JurnalLugas.Com — Pabrikan otomotif premium asal Jerman, BMW, kembali membuat gebrakan dengan memperkenalkan BMW i3 sebagai generasi baru sedan listrik yang menggantikan peran legendaris Seri 3 bermesin konvensional.
Peluncuran ini bukan sekadar menghadirkan model baru, tetapi menjadi simbol transformasi besar BMW dalam menghadapi era elektrifikasi global. Seri 3 yang selama puluhan tahun identik dengan mesin bensin kini mulai beralih menuju tenaga listrik sepenuhnya.
Platform Neue Klasse Jadi Fondasi Masa Depan
BMW i3 dikembangkan menggunakan platform terbaru bernama “Neue Klasse”, sebuah arsitektur kendaraan yang dirancang khusus untuk mobil listrik generasi berikutnya.
Platform ini memungkinkan efisiensi energi yang lebih tinggi, bobot kendaraan yang lebih ringan, serta peningkatan signifikan dalam performa dan jarak tempuh. Dalam pernyataan resminya, pihak BMW menegaskan bahwa Neue Klasse akan menjadi tulang punggung lini kendaraan listrik mereka di masa depan.
Seorang perwakilan perusahaan menyebut bahwa model ini merupakan “lompatan besar dalam inovasi dan efisiensi mobil listrik BMW.”
Performa Tinggi, Jarak Tempuh Makin Panjang
BMW i3 hadir dengan teknologi penggerak listrik terbaru yang mampu memberikan performa luar biasa di kelasnya. Salah satu varian unggulannya diperkirakan mengusung sistem motor ganda (dual motor) dengan penggerak semua roda (AWD).

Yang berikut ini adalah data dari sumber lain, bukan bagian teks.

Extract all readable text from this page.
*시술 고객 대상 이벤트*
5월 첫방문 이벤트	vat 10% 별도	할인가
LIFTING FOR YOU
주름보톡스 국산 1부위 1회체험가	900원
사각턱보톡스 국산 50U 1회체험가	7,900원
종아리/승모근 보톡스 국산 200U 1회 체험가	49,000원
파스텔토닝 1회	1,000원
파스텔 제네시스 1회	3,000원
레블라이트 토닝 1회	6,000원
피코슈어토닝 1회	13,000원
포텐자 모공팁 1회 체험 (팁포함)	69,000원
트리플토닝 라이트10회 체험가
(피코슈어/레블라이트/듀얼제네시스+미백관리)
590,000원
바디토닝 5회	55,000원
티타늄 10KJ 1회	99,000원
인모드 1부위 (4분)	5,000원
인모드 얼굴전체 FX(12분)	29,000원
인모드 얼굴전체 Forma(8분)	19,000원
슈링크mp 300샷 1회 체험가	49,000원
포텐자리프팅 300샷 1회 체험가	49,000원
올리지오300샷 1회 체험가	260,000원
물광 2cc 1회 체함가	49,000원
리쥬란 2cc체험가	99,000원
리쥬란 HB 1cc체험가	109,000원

Tenaga yang dihasilkan mencapai ratusan horsepower, memberikan akselerasi responsif khas mobil listrik premium. Tak hanya itu, kemampuan jelajahnya juga menjadi daya tarik utama.
Dalam kondisi baterai penuh, BMW i3 diprediksi mampu menempuh jarak hingga mendekati 800 kilometer dalam sekali pengisian, menjadikannya salah satu sedan listrik dengan daya jelajah terbaik di segmennya.
Teknologi pengisian cepat berbasis arsitektur 800 volt juga memungkinkan pengisian daya dalam waktu singkat, memberikan efisiensi tinggi bagi pengguna modern.
Desain Modern, Interior Serba Digital
Dari sisi tampilan, BMW i3 mengusung desain yang lebih futuristik namun tetap mempertahankan DNA khas BMW. Grille depan ikonik hadir dengan interpretasi baru yang lebih minimalis, sementara garis bodi tampak lebih aerodinamis.
Masuk ke bagian interior, nuansa digital terasa sangat dominan. BMW menyematkan sistem Panoramic iDrive, yaitu layar canggih yang membentang di area dashboard hingga kaca depan.
Fitur ini memungkinkan pengemudi mengakses berbagai informasi kendaraan secara intuitif tanpa mengganggu fokus berkendara. Selain itu, penggunaan material ramah lingkungan juga menjadi bagian dari konsep desain interiornya.
Produksi Dimulai 2026, Target Pasar Global
BMW menargetkan produksi massal i3 akan dimulai pada tahun 2026 di fasilitas manufaktur mereka di Munich. Model ini dipersiapkan untuk menjangkau pasar global, termasuk Eropa, Amerika, dan Asia.
Langkah ini menunjukkan keseriusan BMW dalam memperkuat posisinya di tengah persaingan kendaraan listrik yang semakin ketat.
Era Baru Sedan Premium Dimulai
Kehadiran BMW i3 menjadi titik balik penting dalam sejarah panjang Seri 3. Transformasi dari mesin pembakaran internal ke tenaga listrik menandai perubahan arah industri otomotif secara keseluruhan.
Dengan kombinasi performa tinggi, teknologi mutakhir, serta desain masa depan, BMW i3 berpotensi menjadi standar baru di segmen sedan listrik premium.
Peralihan ini juga menegaskan bahwa masa depan otomotif global akan didominasi oleh kendaraan ramah lingkungan yang efisien dan berkelanjutan.